Wondering that he should not know it without having recourse to experiment, Mabel immediately obeyed. “The bits seem to fall, not like paper, but like lead!” she exclaimed.

“Then we must be ascending rapidly still,” muttered Augustine; and he pulled the rope with such desperate force that it snapped in his hand, and all communication with the all-important valve was broken off for ever.

“God have mercy upon us!” was Augustine’s instinctive prayer, not uttered aloud from the fear of alarming his companions. The thick mist prevented Mabel from having any clear idea of what her uncle was doing, but she thought him strangely silent, and a damping chill came over her young spirit like the fog which enwrapped her form. Augustine looked up almost in despair at the huge indistinct mass looming as a dark cloud above him. Oh! that there were but any means of tearing open a passage for the gas! The wicker car, suspended by ropes, hung too low beneath the ball for it to be possible for Aumerle’s extended arm to reach the silken globe, or his penknife would have at once offered an easy solution of the difficulty. A light, agile sea-boy might possibly have climbed one of the ropes, and so have reached the inflated ball; but the brain of Augustine turned dizzy at the very thought of attempting to clamber at the awful height to which he knew that he must now have attained.
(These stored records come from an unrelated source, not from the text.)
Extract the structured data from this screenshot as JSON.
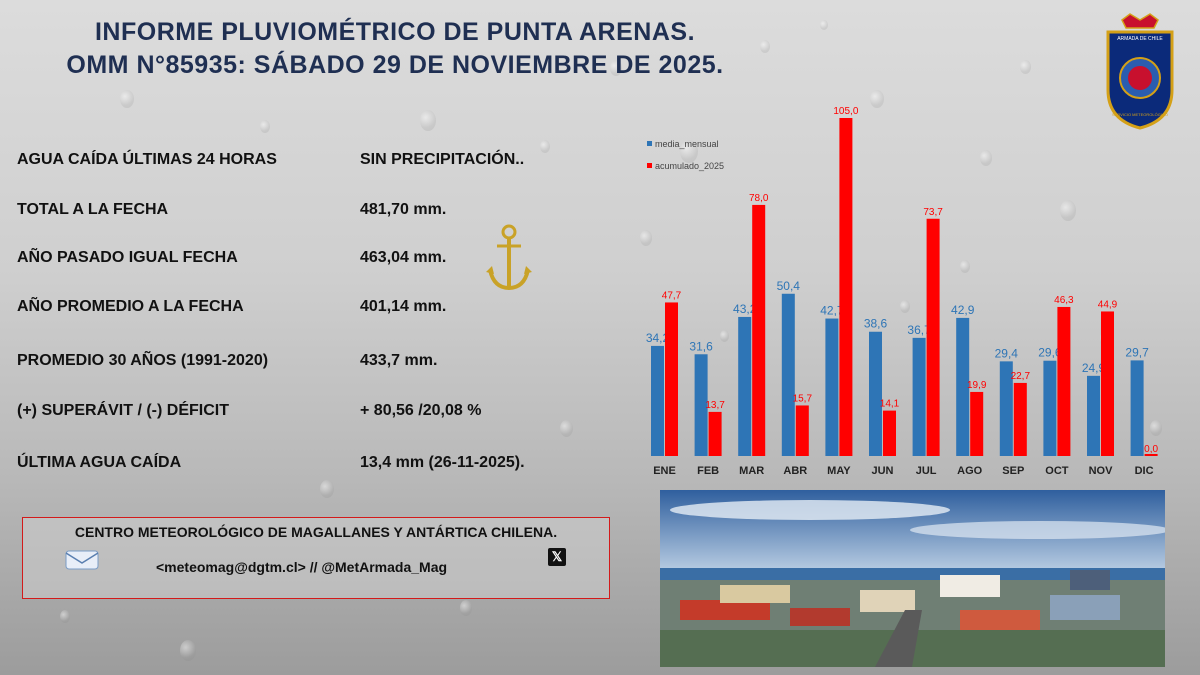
{
  "header": {
    "line1": "INFORME PLUVIOMÉTRICO DE PUNTA ARENAS.",
    "line2": "OMM N°85935: SÁBADO 29 DE NOVIEMBRE DE 2025."
  },
  "crest": {
    "top_text": "ARMADA DE CHILE",
    "bottom_text": "SERVICIO METEOROLÓGICO"
  },
  "stats": [
    {
      "label": "AGUA CAÍDA ÚLTIMAS 24 HORAS",
      "value": "SIN PRECIPITACIÓN.."
    },
    {
      "label": "TOTAL A LA FECHA",
      "value": "481,70 mm."
    },
    {
      "label": "AÑO PASADO IGUAL FECHA",
      "value": "463,04 mm."
    },
    {
      "label": "AÑO PROMEDIO A LA FECHA",
      "value": "401,14 mm."
    },
    {
      "label": "PROMEDIO 30 AÑOS (1991-2020)",
      "value": "433,7 mm."
    },
    {
      "label": "(+) SUPERÁVIT / (-) DÉFICIT",
      "value": "+ 80,56 /20,08 %"
    },
    {
      "label": "ÚLTIMA AGUA CAÍDA",
      "value": "13,4 mm (26-11-2025)."
    }
  ],
  "footer": {
    "center_name": "CENTRO METEOROLÓGICO DE MAGALLANES Y ANTÁRTICA CHILENA.",
    "contact": "<meteomag@dgtm.cl> // @MetArmada_Mag",
    "x_glyph": "𝕏"
  },
  "chart_data": {
    "type": "bar",
    "categories": [
      "ENE",
      "FEB",
      "MAR",
      "ABR",
      "MAY",
      "JUN",
      "JUL",
      "AGO",
      "SEP",
      "OCT",
      "NOV",
      "DIC"
    ],
    "series": [
      {
        "name": "media_mensual",
        "color": "#2e75b6",
        "values": [
          34.2,
          31.6,
          43.2,
          50.4,
          42.7,
          38.6,
          36.7,
          42.9,
          29.4,
          29.6,
          24.9,
          29.7
        ],
        "labels": [
          "34,2",
          "31,6",
          "43,2",
          "50,4",
          "42,7",
          "38,6",
          "36,7",
          "42,9",
          "29,4",
          "29,6",
          "24,9",
          "29,7"
        ]
      },
      {
        "name": "acumulado_2025",
        "color": "#ff0000",
        "values": [
          47.7,
          13.7,
          78.0,
          15.7,
          105.0,
          14.1,
          73.7,
          19.9,
          22.7,
          46.3,
          44.9,
          0.0
        ],
        "labels": [
          "47,7",
          "13,7",
          "78,0",
          "15,7",
          "105,0",
          "14,1",
          "73,7",
          "19,9",
          "22,7",
          "46,3",
          "44,9",
          "0,0"
        ]
      }
    ],
    "ylim": [
      0,
      105
    ],
    "legend": "top-left",
    "title": "",
    "xlabel": "",
    "ylabel": ""
  }
}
His frame was remarkable for strength as well as for manly beauty, but was altogether unfitted for a perilous feat like this. To have attempted it must have been inevitably to fall and perish.

Suddenly, to Mabel’s relief, the balloon emerged from its misty shroud, and burst again into the brightness of day. The scene was one never to be forgotten, but Mabel was the only one of the travellers whose mind was sufficiently at ease to enjoy its sublime and awful beauty.

Above was the sky—deeply, intensely blue, such as in Italy meets the enchanted gaze. Below was a floor of pure white cloud, spread out, as it appeared to Mabel, like a vast sea of cotton, on which lay piled here and there vast masses, or islands of snow. Some of these masses were floating beneath them with a slow and majestic motion, impelled by currents of wind which did not reach the strata of air to which the balloon had ascended. Presently the white floor seemed gradually to part on either side, and an opening appeared through which a strange panoramic view of the earth burst on the wondering eye. It lay—Oh! how far beneath! There was no distinction of mountain or plain, a dim blue hue tinted all. In the words of a former æronaut,—“The whole appeared a perfect plain, the highest building having no apparent height, but reduced all to the same level, and the whole terrestrial prospect seemed like a coloured map.” There lay Dashleigh Hall, the seat of ancestral pride, shrunk to the appearance of a tiny toy,—a mere nothing viewed from that awful height, even as all earth’s pomps and grandeur must appear to those who survey them from heaven. For the first time since he had worn his honours, Dashleigh felt them no cause for pride. He was in his own eyes no peer, no lofty aristocrat, but a poor, weak child of man, with every nerve unstrung, and an undefined horror hanging over him. Gladly would he then have exchanged places with the poorest peasant standing on solid ground, though not possessing a single foot of it.

“Look upwards—upwards—not downwards!” cried Augustine, alarmed at the wild expression on the haggard face of his friend. “Lie down, Dashleigh, at the bottom of the car, and fix your gaze on the sky above!”

“Uncle!” exclaimed Mabel, “how strange your voice sounds—like what one might hear in a dream; and my own, too, seems quite different from what it was when we were on the ground.”